Well, yes. But as tanks we also happen to suffer from the new system too.

It's all down to player mindsets. When my brother's prot warrior first hit eighty, roughly three weeks after Wrath's release, he had 18k health and was considered a god amongst PuGers. After all, they had no one else to go to. Gear was secondary to simply filling a party slot. Now that we're months into Wrath, this obviously isn't the case; tanks have been gathering gear for a while so there are alternatives to the new eighty in his silly saronite cap.

He got da health, mon.3.2 takes this a step further: now the tank that reached eighty a week before you is also sporting 30k health as opposed to your 19k. And it doesn't stop there: your damage dealers are sitting around in epics too, which means 21k health for your plate wearers. Anyone who has ever witnessed the choosing of the main tank in VoA will probably already know exactly what this means.

Oh yes. Respect? You're going to have to dig for it.

There are a few ways to deal with those people who can't resist the chance to complain. First is simply to make your health look as impressive as possible. Keep Commanding Shout active even when you're sitting in a city waiting for the final member. Consider buying buff food too - shelling out for the good stuff is great if you have the cash, but otherwise there's a particular sort of buff food I've grown to love: the Pickled Fangtooth. A stack of twenty fangtooth usually goes for five gold on my server for one reason: no one actually uses mp5 food so there's no demand for it. However useless to casters it may be, however, that 40 stamina is a great boost for a new tank wanting to stave off nasty remarks and help out their healer.

The other tactic, of course, is to simply ignore them. If someone wants to be an ass about your perfectly heroic-viable 20k health, fine. Mentally brand them with the idiot stick and set out to prove them wrong. What you should never do is lie: if someone asks if you're in your DPS gear when you're actually in your tank gear, tell them the truth and be confident about it. Any other reply only makes it sound as if you don't feel you're ready, whilst simultaneously leading the healer on to expect an easier run than he's going to get.

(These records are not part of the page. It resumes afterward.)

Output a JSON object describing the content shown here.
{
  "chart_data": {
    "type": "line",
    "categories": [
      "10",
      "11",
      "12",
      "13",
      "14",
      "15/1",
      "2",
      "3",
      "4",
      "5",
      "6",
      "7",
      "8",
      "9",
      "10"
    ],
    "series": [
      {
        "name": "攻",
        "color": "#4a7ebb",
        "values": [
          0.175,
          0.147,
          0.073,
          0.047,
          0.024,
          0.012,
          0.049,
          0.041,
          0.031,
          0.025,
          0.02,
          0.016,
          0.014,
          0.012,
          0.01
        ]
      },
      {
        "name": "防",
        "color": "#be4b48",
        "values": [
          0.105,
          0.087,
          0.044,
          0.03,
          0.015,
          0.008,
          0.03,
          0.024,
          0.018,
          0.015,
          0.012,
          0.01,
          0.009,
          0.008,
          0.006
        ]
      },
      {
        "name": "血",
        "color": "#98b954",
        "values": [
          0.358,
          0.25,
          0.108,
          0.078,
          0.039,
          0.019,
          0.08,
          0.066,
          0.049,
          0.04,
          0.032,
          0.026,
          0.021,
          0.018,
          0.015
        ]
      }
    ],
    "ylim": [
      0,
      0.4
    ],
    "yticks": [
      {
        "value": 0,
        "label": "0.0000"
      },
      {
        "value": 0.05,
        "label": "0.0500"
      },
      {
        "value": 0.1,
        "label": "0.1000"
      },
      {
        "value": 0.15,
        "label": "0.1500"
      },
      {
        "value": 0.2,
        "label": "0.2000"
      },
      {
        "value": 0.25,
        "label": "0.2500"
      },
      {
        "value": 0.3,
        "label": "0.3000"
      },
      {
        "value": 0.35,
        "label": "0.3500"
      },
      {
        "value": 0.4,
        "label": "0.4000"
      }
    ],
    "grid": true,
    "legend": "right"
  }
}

What cheese?Quite simply, be aware that people are used to better gear than yours and be excited at the chance to try and overcome the difference through pure skill. If your trinkets have an on-use effect, use them on cooldown. Throw Vigilance on whichever party member has the highest threat. Use Shield Block and Shield Wall, Spell Reflect and Enraged Regeneration. Try to limit incoming damage with Concussion Blow and Disarm. Treat each pull like a boss fight in its own right, not through constant ready checking but through intelligent application of your skills. It might make you feel a tad silly for taking trash seriously but I assure you, using all your skills will help you to learn their keybinds properly... while convincing your group that you can still hold your own without all that purple.